Inkomensverbetering effectiever dan huurbevriezing

Hoewel het aantal afneemt, zijn huurders met betaalrisico’s nog steeds een serieuze zorg, stelt Aedes. Er zijn nog altijd meer dan 150.000 huishoudens in corporatiewoningen met ernstige betaalrisico’s. Woningcorporaties helpen huurders met maatwerkoplossingen als ze problemen hebben hun huur te betalen. Dat kan bijvoorbeeld een betalingsregeling zijn of een verwijzing naar schuldhulpverlening.
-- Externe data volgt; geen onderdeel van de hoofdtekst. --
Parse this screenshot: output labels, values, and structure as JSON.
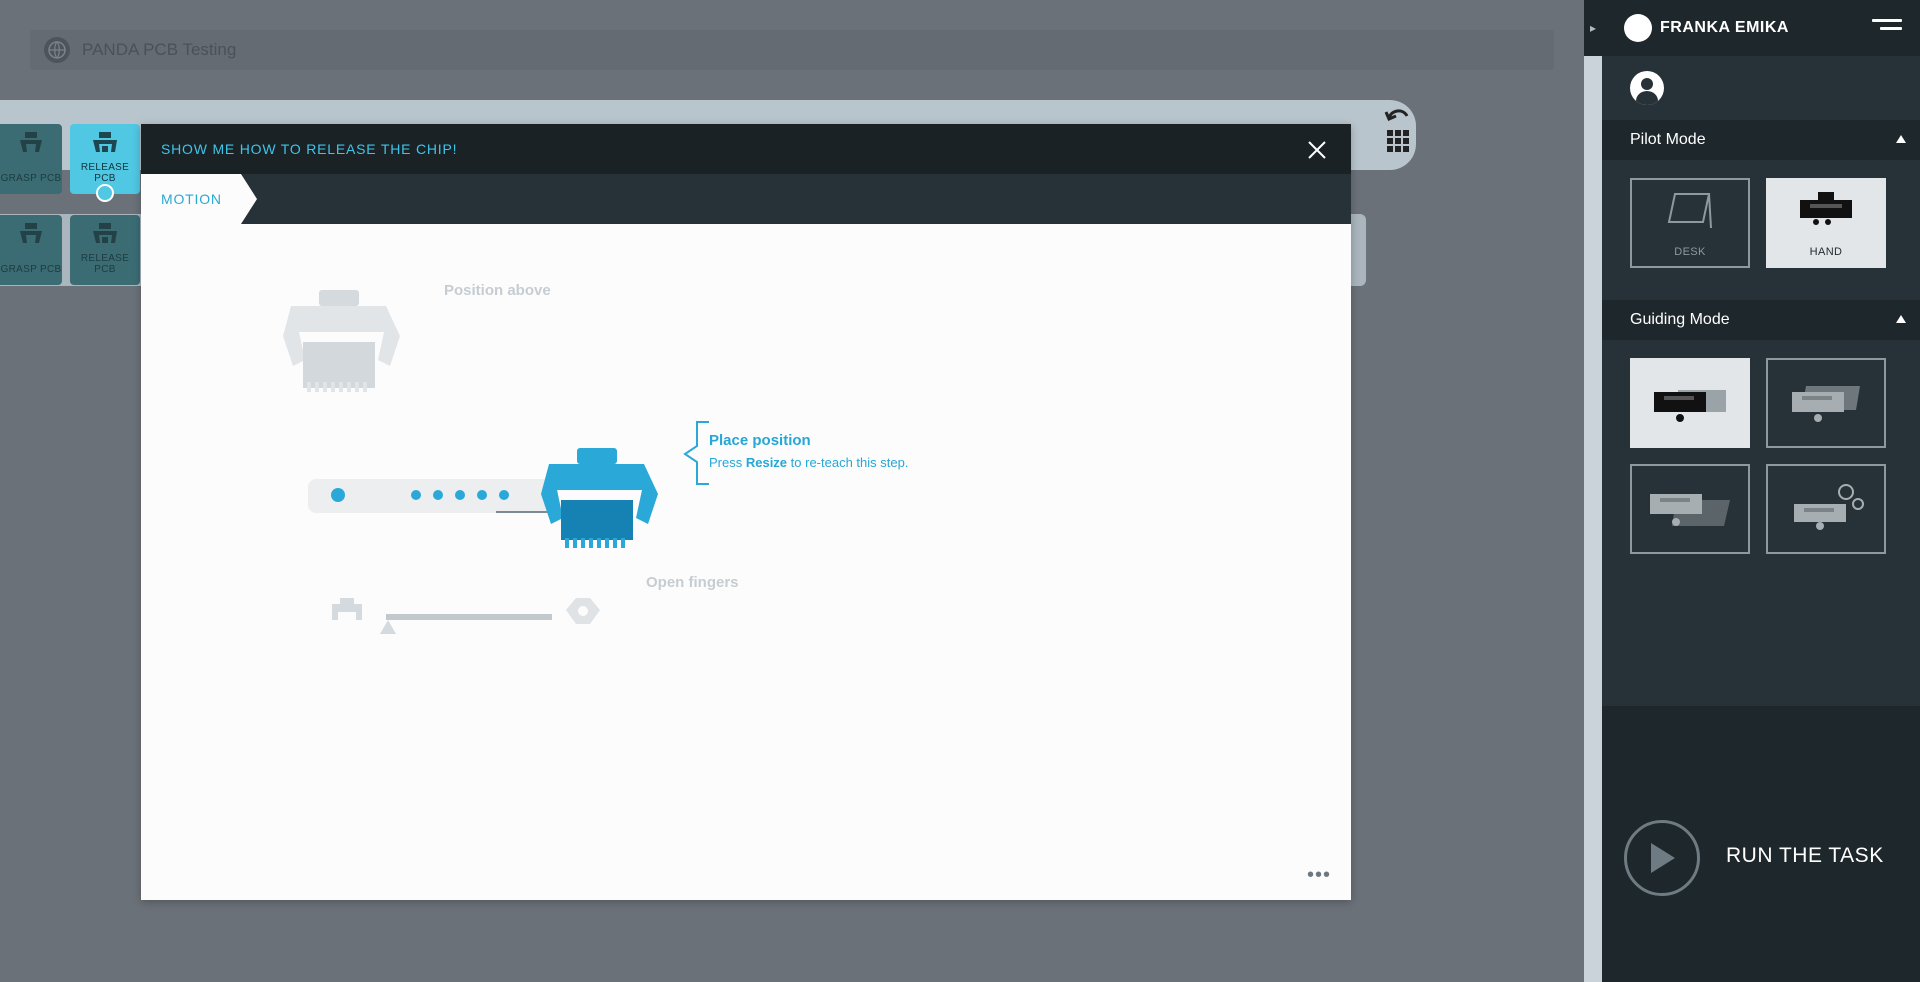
{
  "taskbar": {
    "title": "PANDA PCB Testing"
  },
  "timeline": {
    "row1": [
      {
        "label": "GRASP PCB",
        "icon": "gripper-icon"
      },
      {
        "label": "RELEASE PCB",
        "icon": "gripper-open-icon",
        "active": true
      }
    ],
    "row2": [
      {
        "label": "GRASP PCB",
        "icon": "gripper-icon"
      },
      {
        "label": "RELEASE PCB",
        "icon": "gripper-open-icon"
      }
    ]
  },
  "dialog": {
    "title": "SHOW ME HOW TO RELEASE THE CHIP!",
    "tab": "MOTION",
    "steps": {
      "position_above": "Position above",
      "place_title": "Place position",
      "place_prefix": "Press ",
      "place_key": "Resize",
      "place_suffix": " to re-teach this step.",
      "open_fingers": "Open fingers"
    },
    "more": "•••"
  },
  "sidebar": {
    "brand": "FRANKA EMIKA",
    "pilot_mode": {
      "title": "Pilot Mode",
      "tiles": [
        {
          "label": "DESK",
          "selected": false
        },
        {
          "label": "HAND",
          "selected": true
        }
      ]
    },
    "guiding_mode": {
      "title": "Guiding Mode",
      "tiles": [
        {
          "icon": "guiding-translation-icon",
          "selected": true
        },
        {
          "icon": "guiding-rotation-icon",
          "selected": false
        },
        {
          "icon": "guiding-free-icon",
          "selected": false
        },
        {
          "icon": "guiding-custom-icon",
          "selected": false
        }
      ]
    },
    "run_label": "RUN THE TASK"
  },
  "colors": {
    "accent": "#3ec5e9",
    "sidebar_bg": "#273238",
    "dialog_header": "#1a2226"
  }
}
Maar wat Aedes betreft is een structurele aanpak van betalingsrisico’s belangrijker. Het onderzoek laat zien dat de huur niet de belangrijkste oorzaak is. Het effect van maatregelen in het huurbeleid bleek de afgelopen jaren beperkt, vooral omdat die meestal generiek en ongericht waren. Dat zal ook het geval zijn bij de huurbevriezing die nu wordt voorgesteld. Verbetering van de inkomens van huurders, bijvoorbeeld via de bijstand, is veel gerichter en doelmatiger om betaalrisico’s tegen te gaan.

Over het onderzoek

ABF Research deed in opdracht van Aedes onderzoek naar betaalrisico’s onder huurders van woningcorporaties. Een huishouden heeft een betaalrisico als het huishoudinkomen niet genoeg is om de noodzakelijk geachte uitgaven om te leven te kunnen betalen. Ook heeft ABF bekeken welke effecten verschillende maatregelen hebben op die betaalrisico’s.